A escolha das crónicas será selectiva e ela recairá naquelas que o Autor considerará mais representativas da sua visão do tempo em que as escreveu. Facto é que lidas hoje, mantêm uma viçosidade, que torna a sua leitura pertinente.

Em ambas as obras os prefácios são de João Miguel Tavares, também um portalegrense na diáspora, acompanhados de um curto texto em forma de prefácio, no primeiro volume da autoria de Nuno Oliveira e no segundo por Luís Loures, os Presidentes do Instituto Politécnico de Portalegre em exercício, respectivamente em 2007 e no presente.

Mais do que palavras de circunstância, os Presidentes do IPP deixaram um testemunho vivo de amizade e consideração para com o Autor.

Nuno Oliveira realça a qualidade e a competência do Escritor, cujos trabalhos merecem ser conhecidos de todos os que amam Portalegre, e afirma que o Autor é amante da sua Cidade e desde sempre assumido defensor das causas de Portalegre, enquanto cidadão atento e informado, professor e homem de cultura.

Luís Loures salienta a capacidade de análise do Autor, o seu sentido crítico, acutilante e construtivo, a sua enorme energia. Considera-o um atleta de fundo, cheio de projectos de cidadania, sendo um exemplo inspirador de vida para todos em geral, e para a comunidade de Portalegre em particular.
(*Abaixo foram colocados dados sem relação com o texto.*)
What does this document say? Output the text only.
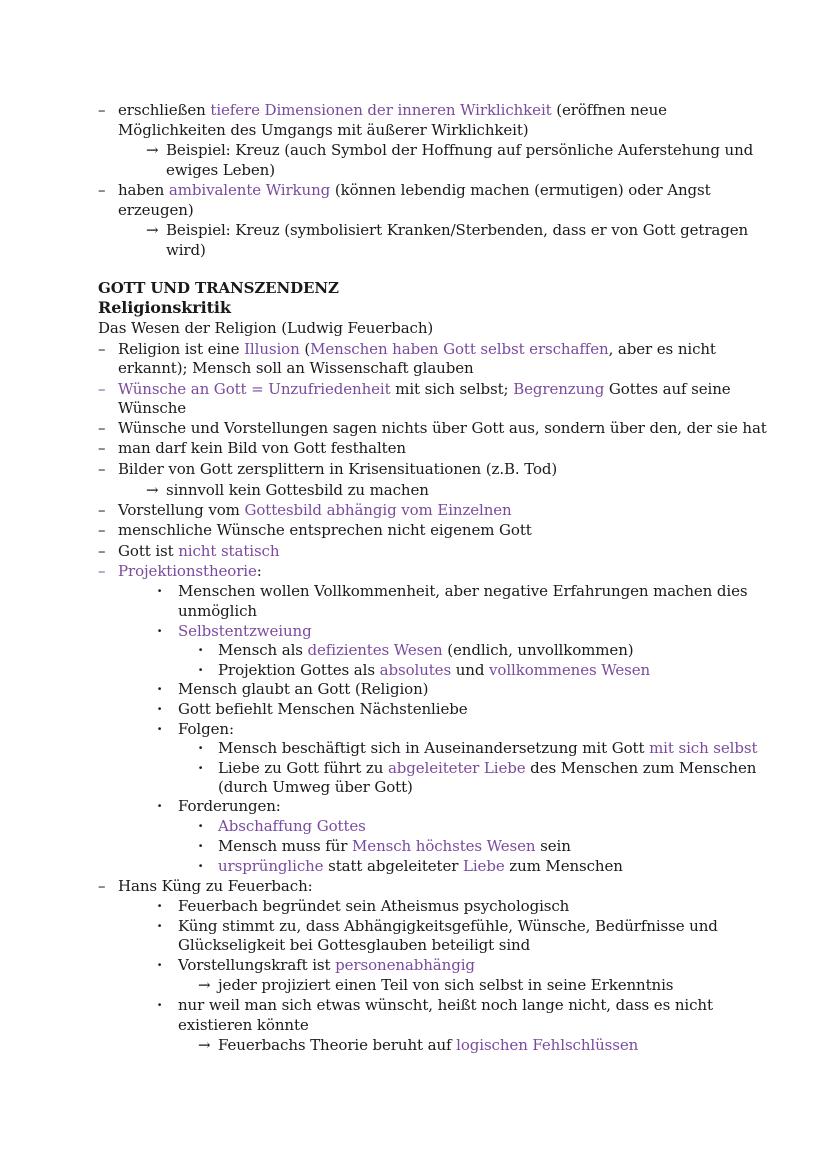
– erschließen tiefere Dimensionen der inneren Wirklichkeit (eröffnen neue
Möglichkeiten des Umgangs mit äußerer Wirklichkeit)
→ Beispiel: Kreuz (auch Symbol der Hoffnung auf persönliche Auferstehung und
ewiges Leben)
– haben ambivalente Wirkung (können lebendig machen (ermutigen) oder Angst
erzeugen)
→ Beispiel: Kreuz (symbolisiert Kranken/Sterbenden, dass er von Gott getragen
wird)
GOTT UND TRANSZENDENZ
Religionskritik
Das Wesen der Religion (Ludwig Feuerbach)
– Religion ist eine Illusion (Menschen haben Gott selbst erschaffen, aber es nicht
erkannt); Mensch soll an Wissenschaft glauben
– Wünsche an Gott = Unzufriedenheit mit sich selbst; Begrenzung Gottes auf seine
Wünsche
– Wünsche und Vorstellungen sagen nichts über Gott aus, sondern über den, der sie hat
– man darf kein Bild von Gott festhalten
– Bilder von Gott zersplittern in Krisensituationen (z.B. Tod)
→ sinnvoll kein Gottesbild zu machen
– Vorstellung vom Gottesbild abhängig vom Einzelnen
– menschliche Wünsche entsprechen nicht eigenem Gott
– Gott ist nicht statisch
– Projektionstheorie:
· Menschen wollen Vollkommenheit, aber negative Erfahrungen machen dies
unmöglich
· Selbstentzweiung
· Mensch als defizientes Wesen (endlich, unvollkommen)
· Projektion Gottes als absolutes und vollkommenes Wesen
· Mensch glaubt an Gott (Religion)
· Gott befiehlt Menschen Nächstenliebe
· Folgen:
· Mensch beschäftigt sich in Auseinandersetzung mit Gott mit sich selbst
· Liebe zu Gott führt zu abgeleiteter Liebe des Menschen zum Menschen
(durch Umweg über Gott)
· Forderungen:
· Abschaffung Gottes
· Mensch muss für Mensch höchstes Wesen sein
· ursprüngliche statt abgeleiteter Liebe zum Menschen
– Hans Küng zu Feuerbach:
· Feuerbach begründet sein Atheismus psychologisch
· Küng stimmt zu, dass Abhängigkeitsgefühle, Wünsche, Bedürfnisse und
Glückseligkeit bei Gottesglauben beteiligt sind
· Vorstellungskraft ist personenabhängig
→ jeder projiziert einen Teil von sich selbst in seine Erkenntnis
· nur weil man sich etwas wünscht, heißt noch lange nicht, dass es nicht
existieren könnte
→ Feuerbachs Theorie beruht auf logischen Fehlschlüssen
João Miguel Tavares, no primeiro volume, considera que aquele livro não é apenas uma colectânea de textos dispersos por quarenta e cinco anos de escrita, é o testemunho comovente do amor por Portalegre e a prova de uma perseverança notável, em busca de um cosmopolitismo sofisticado para uma pequena cidade de um pequeno país. É um olhar exigente sobre a cidade, sobre as suas gentes e, a espaços, sobre o próprio país.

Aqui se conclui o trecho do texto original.